To sort and search a List we use the Collections class.

java
import java.util.ArrayList;
import java.util.Collections;
import java.util.List;

public class Main {
  public static void main(String[] args) {
    List<Integer> pageNumbers = new ArrayList<>();
    pageNumbers.add(300);
    pageNumbers.add(150);
    pageNumbers.add(120);
    pageNumbers.add(500);
    pageNumbers.add(250);

    int index = Collections.binarySearch(pageNumbers, 500);
    System.out.println(index); // 3

    Collections.sort(pageNumbers);
    System.out.println(pageNumbers);
    // [120, 150, 250, 300, 500]
  }
}

Sublists

We can take a slice out of a list with .subList(start, stop).

WARNING

The value at start is included but the value at stop is not.

java
import java.util.ArrayList;
import java.util.Collections;
import java.util.List;

public class Main {
  public static void main(String[] args) {
    List<Integer> pageNumbers = new ArrayList<>();
    pageNumbers.add(300);
    pageNumbers.add(150);
    pageNumbers.add(120);
    pageNumbers.add(500);
    pageNumbers.add(250);

    var subList = pageNumbers.subList(1, 3);
    System.out.println(subList); // [150, 120]

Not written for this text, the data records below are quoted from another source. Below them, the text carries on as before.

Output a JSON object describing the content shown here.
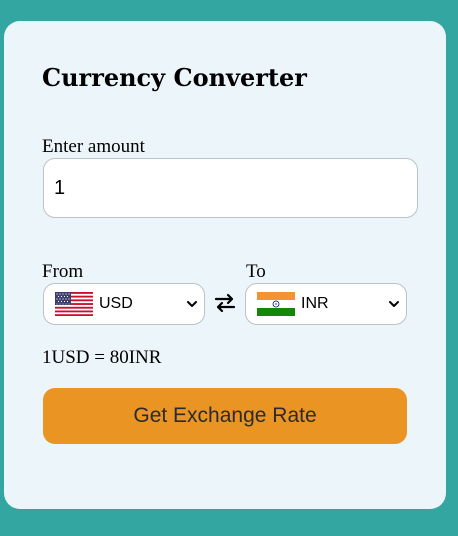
{
  "title": "Currency Converter",
  "amount": {
    "label": "Enter amount",
    "value": "1"
  },
  "from": {
    "label": "From",
    "selected": "USD",
    "flag_icon": "us-flag-icon"
  },
  "to": {
    "label": "To",
    "selected": "INR",
    "flag_icon": "india-flag-icon"
  },
  "swap_icon": "swap-arrows-icon",
  "rate_text": "1USD = 80INR",
  "button": {
    "label": "Get Exchange Rate"
  },
  "colors": {
    "page_background": "#33a6a2",
    "card_background": "#ecf5f9",
    "button_background": "#ea9424"
  }
}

    var withoutLastEl = listWithoutLastEl(pageNumbers);
    System.out.println(withoutLastEl);
    // [300, 150, 120, 500]
  }

  public static <T> List<T> listWithoutLastEl(List<T> list) {
    return list.subList(0, list.size() - 1);
  }
}

Note that we have extracted part of the functionality into a separate method, just to demonstrate that this is possible.